R. Berekiah said in the name of R. Isaac: As the first redeemer [Moses] was, so shall the latter Redeemer [Messiah] be. What is stated of the former redeemer? “And Moses took his wife and his sons, and set them upon an ass” (Exod. 4:20). Similarly it will be with the latter Redeemer, as it is stated, “Lowly and riding upon an ass” (Zech. 9:9). As the former redeemer caused manna to descend, as it is stated, “Behold, I will cause to rain bread from heaven for you” (Exod. 16:4), so will the latter Redeemer cause manna to descend, as it is stated, “May he be as rich as a cornfield in the land” (Ps. 72:16). As the former redeemer made a well to rise (Num. 21:17–18), so the latter Redeemer brings up water, as it is stated, “And a fountain shall come forth of the house of the LORD, and shall water the valley of Shittim” (Joel 4:18 [3:18 Eng.]).60
The rabbis understood that the messiah would enact many parts of the Moses story. Philo seems to agree when he says, “Having shown that Moses was a most excellent king, and lawgiver, and high priest, I come in the last place to show that he was also the most illustrious of prophets” (Mos. 2.187).
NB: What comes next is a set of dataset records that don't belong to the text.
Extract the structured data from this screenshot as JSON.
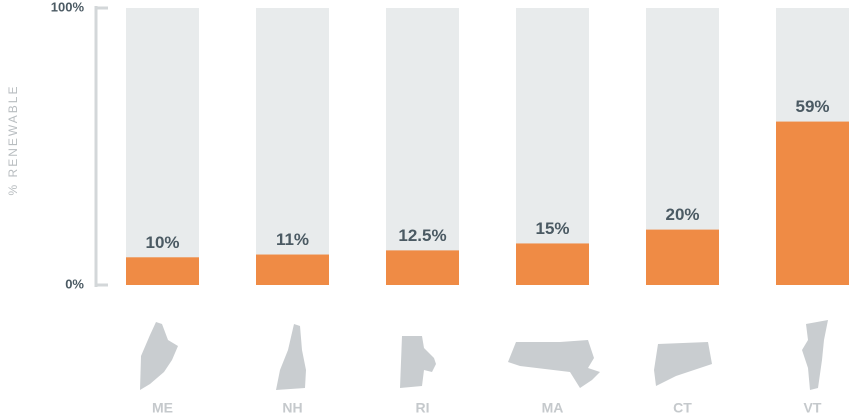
{
  "chart_data": {
    "type": "bar",
    "y_label": "% RENEWABLE",
    "categories": [
      "ME",
      "NH",
      "RI",
      "MA",
      "CT",
      "VT"
    ],
    "values": [
      10,
      11,
      12.5,
      15,
      20,
      59
    ],
    "value_labels": [
      "10%",
      "11%",
      "12.5%",
      "15%",
      "20%",
      "59%"
    ],
    "color": "#ef8b45",
    "track_color": "#e8ebec",
    "ylim": [
      0,
      100
    ],
    "yticks": [
      {
        "value": 0,
        "label": "0%"
      },
      {
        "value": 100,
        "label": "100%"
      }
    ]
  }
}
Matthew is our teacher and scribe, showing how the new interprets the old and how the old informs the new. In so doing he instructs about both the life of Jesus and the life of Moses. Matthew treats the life of Moses like a richly woven fabric to be trimmed and tailored into a beautiful cloak. He uses scenes, themes, titles, and descriptions to compare Jesus’s life to Moses. Matthew employs this Mosaic shadow story to show how Jesus leads his people on the new exodus.